ЧАСТЬ ТРЕТЬЯ.
ПРИБЫТИЕ ПСИХОПОМПОВ.
– Поэты болтают насчет любви, – сказал Мэшин, водя свою бритву взад и вперед по ремню в постоянном и почти гипнотическом ритме, – и это о'кей. Пусть будет любовь. Политики говорят о долге, и это тоже о'кей. Пусть будет долг. Эрик Хоффер говорит о пост-модернизме, Хью Хефнер – о сексе, Хантер Томпсон – о наркотиках, а Джимми Сваггард говорит о Боге – отце Всемогущем, создателе рая и земли. Эти вещи все существуют – все о'кей. Ты знаешь, к чему я клоню, Джек?
– Да, я кажется понимаю, – сказал Джек Рэнгли. На самом деле он ничего не понимал, не имел даже ни малейшего представления об этом, но когда Мэшин был в подобном настроении, только лунатик стал бы спорить с ним.
Мэшин повернул лезвие вверх и вдруг разрезал ремень надвое. Более длинная часть упала на пол холла в бассейне подобно вырванному языку.
– Но то, о чем я говорю сейчас – это рок, – сказал он. – Потому что, в конце концов, рок все определяет.
Джордж Старк. «Дорога на Вавилон».
22. ТАД В ДВИЖЕНИИ.
«Вообрази, что это книга, которую ты пишешь, – подумал Тад, поворачивая руль налево, на Колледж-авеню, и оставляя университетский городок позади себя. – вообрази, что ты – герой этой книги».
Это была просто магическая мысль Его сознание было заполнено беснующейся паникой – как своего рода умственный ураган, в котором фрагменты возможного плана действий крутились в воздухе, подобно щепкам с сорванных ветром кровель. Но эта мысль была бессмысленной беллетристической дребеденью, поскольку ему ведь надо было не только самому действовать, как персонажу из своих же книг, но и заставить подстраиваться к себе других действующих лиц в этом романе (типа Харрисона и Манчестера, к примеру). То, что можно было более или менее гладко выстроить на бумаге в тиши своего кабинета за любимыми столом под нависшими тремя столь привычными лампами, и с банкой холодной «Пепси» или чашкой горячего чая рядом с ним... все эти мысли тут же улетучились сейчас под порывами встречного ветра. И все это столь чужое и никому ненужное беллетристическое дерьмо улетело вместе с ветром, оставляя Тада только с кусочками какого-то плана действий... кусочками, из которых можно было весьма легко что-то соорудить. Тад вдруг открыл, что у него есть нечто, что может даже оказаться действенным.
Это сработает лучше всего, – подумал Тад. – Если же нет, то ты окажешься под попечительской опекой, а Лиз с детьми – скорее всего, мертвыми".
Но что насчет воробьев? Где должны быть здесь прилажены воробьи?

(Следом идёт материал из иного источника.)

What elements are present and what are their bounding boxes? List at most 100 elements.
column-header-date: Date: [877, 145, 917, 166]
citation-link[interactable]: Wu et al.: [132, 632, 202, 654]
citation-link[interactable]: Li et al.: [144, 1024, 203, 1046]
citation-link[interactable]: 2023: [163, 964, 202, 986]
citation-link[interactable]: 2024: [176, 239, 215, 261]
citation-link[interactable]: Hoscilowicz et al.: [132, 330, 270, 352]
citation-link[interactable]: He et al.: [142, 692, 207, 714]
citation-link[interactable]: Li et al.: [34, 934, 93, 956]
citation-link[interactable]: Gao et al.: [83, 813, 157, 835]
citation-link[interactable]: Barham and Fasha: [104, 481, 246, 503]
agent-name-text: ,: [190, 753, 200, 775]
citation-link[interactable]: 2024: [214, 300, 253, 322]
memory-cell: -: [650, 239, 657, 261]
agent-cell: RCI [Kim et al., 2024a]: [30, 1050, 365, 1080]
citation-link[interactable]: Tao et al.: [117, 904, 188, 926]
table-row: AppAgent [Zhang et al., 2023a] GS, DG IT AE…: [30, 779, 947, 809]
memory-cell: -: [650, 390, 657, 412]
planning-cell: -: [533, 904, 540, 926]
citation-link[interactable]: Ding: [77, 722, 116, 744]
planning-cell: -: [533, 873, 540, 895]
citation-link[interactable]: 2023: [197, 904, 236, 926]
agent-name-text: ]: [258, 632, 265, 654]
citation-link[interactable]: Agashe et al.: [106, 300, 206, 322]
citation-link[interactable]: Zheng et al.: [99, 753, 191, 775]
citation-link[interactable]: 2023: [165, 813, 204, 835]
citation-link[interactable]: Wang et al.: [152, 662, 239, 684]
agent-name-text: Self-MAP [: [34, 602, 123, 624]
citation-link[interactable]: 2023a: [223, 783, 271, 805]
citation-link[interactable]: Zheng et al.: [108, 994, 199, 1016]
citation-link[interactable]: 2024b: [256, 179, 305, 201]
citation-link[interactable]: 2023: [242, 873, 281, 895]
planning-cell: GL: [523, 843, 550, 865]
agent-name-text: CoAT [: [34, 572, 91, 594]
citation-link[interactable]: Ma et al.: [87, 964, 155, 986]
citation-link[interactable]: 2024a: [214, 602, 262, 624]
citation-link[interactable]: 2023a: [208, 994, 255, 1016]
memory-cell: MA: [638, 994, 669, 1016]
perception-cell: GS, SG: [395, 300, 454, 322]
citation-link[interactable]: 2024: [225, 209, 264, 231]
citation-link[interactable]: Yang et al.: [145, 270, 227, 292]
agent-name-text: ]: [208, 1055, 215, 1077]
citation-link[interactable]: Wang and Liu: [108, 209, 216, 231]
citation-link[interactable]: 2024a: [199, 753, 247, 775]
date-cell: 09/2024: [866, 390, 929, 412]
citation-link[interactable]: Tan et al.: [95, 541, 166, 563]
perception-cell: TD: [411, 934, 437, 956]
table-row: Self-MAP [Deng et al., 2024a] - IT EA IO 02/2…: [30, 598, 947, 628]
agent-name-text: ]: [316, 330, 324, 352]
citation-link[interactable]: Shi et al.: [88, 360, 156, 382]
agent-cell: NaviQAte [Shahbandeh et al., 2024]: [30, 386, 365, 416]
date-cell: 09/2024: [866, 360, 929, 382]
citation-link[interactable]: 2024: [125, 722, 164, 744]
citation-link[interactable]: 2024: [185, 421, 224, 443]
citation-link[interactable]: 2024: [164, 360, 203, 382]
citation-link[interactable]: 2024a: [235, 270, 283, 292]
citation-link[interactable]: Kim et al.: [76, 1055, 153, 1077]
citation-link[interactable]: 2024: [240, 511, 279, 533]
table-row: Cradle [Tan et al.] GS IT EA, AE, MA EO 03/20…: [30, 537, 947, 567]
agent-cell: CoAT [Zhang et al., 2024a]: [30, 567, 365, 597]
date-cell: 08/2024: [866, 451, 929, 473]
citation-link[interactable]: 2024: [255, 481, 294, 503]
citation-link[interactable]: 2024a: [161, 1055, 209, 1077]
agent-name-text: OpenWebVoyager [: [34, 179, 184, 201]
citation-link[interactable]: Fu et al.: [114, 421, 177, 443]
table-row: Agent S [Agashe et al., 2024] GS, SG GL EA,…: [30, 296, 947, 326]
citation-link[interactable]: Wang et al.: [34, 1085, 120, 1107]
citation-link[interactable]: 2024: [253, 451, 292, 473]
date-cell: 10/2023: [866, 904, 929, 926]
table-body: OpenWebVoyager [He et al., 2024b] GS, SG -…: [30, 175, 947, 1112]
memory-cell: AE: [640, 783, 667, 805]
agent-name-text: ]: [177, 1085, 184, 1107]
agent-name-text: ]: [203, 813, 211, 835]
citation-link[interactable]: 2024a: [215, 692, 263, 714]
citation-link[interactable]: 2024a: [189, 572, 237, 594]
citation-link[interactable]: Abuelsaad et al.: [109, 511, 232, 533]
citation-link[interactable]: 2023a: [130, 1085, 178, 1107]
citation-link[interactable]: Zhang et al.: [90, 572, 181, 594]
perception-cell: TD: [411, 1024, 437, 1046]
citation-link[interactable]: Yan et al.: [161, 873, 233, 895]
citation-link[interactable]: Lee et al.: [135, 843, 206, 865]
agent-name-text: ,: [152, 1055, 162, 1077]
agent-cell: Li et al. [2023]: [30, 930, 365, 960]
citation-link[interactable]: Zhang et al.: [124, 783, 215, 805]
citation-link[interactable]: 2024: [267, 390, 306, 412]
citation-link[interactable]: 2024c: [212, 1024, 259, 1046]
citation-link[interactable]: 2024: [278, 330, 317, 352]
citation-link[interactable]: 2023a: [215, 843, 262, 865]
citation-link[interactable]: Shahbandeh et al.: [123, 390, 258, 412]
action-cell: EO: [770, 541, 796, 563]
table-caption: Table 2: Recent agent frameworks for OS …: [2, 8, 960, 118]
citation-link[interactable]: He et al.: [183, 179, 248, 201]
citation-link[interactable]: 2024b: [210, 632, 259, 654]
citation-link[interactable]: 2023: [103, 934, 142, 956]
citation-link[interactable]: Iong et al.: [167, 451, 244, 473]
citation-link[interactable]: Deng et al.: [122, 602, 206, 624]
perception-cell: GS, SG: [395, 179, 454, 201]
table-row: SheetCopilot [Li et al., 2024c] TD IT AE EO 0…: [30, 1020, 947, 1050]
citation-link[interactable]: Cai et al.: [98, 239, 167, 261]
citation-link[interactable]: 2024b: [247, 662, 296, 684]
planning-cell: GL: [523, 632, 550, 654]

Он не знал. Роули объяснил ему, что они психопомпы, провожатые оживших мертвых – и это все годилось здесь, несомненно. Да. Но тогда неясен следующий пункт. Потому что старый лис Джордж снова ожил, но ведь он же был также и мертвым... мертвым и разваливающимся от гниения на части. Поэтому, воробьи, хотя и годились, но не всегда и не во всем. Если воробьи привели Джорджа назад из «страны мертвых», где бы он там ни был, почему же Джордж сам ничего не знал о них? Как получилось, что он не помнил даже им самим написанной на стенах двух квартир фразы «ВОРОБЬИ ЛЕТАЮТ СНОВА»?
– Потому что я написал это, – пробормотал Тад, и его сознание вернулось к тому, что он написал в своем дневнике, когда сидел в кабинете, на грани транса.
Вопрос: Эти птицы мои?
Ответ: Да.
Вопрос: Кто писал о воробьях?
Ответ: Тот, кто знает... Я знаю. Я хозяин.
Вдруг все ответы оказались почти внутри его сознания – ужасные, немыслимые ответы.
Тад услышал долгий и слабый звук, исходящий из его же рта. Это был стон!
Вопрос: Кто вернул Джорджа Старка обратно к жизни?
Ответ: Хозяин. Тот, кто знает.
– Но я же не намеревался! – воскликнул Тад.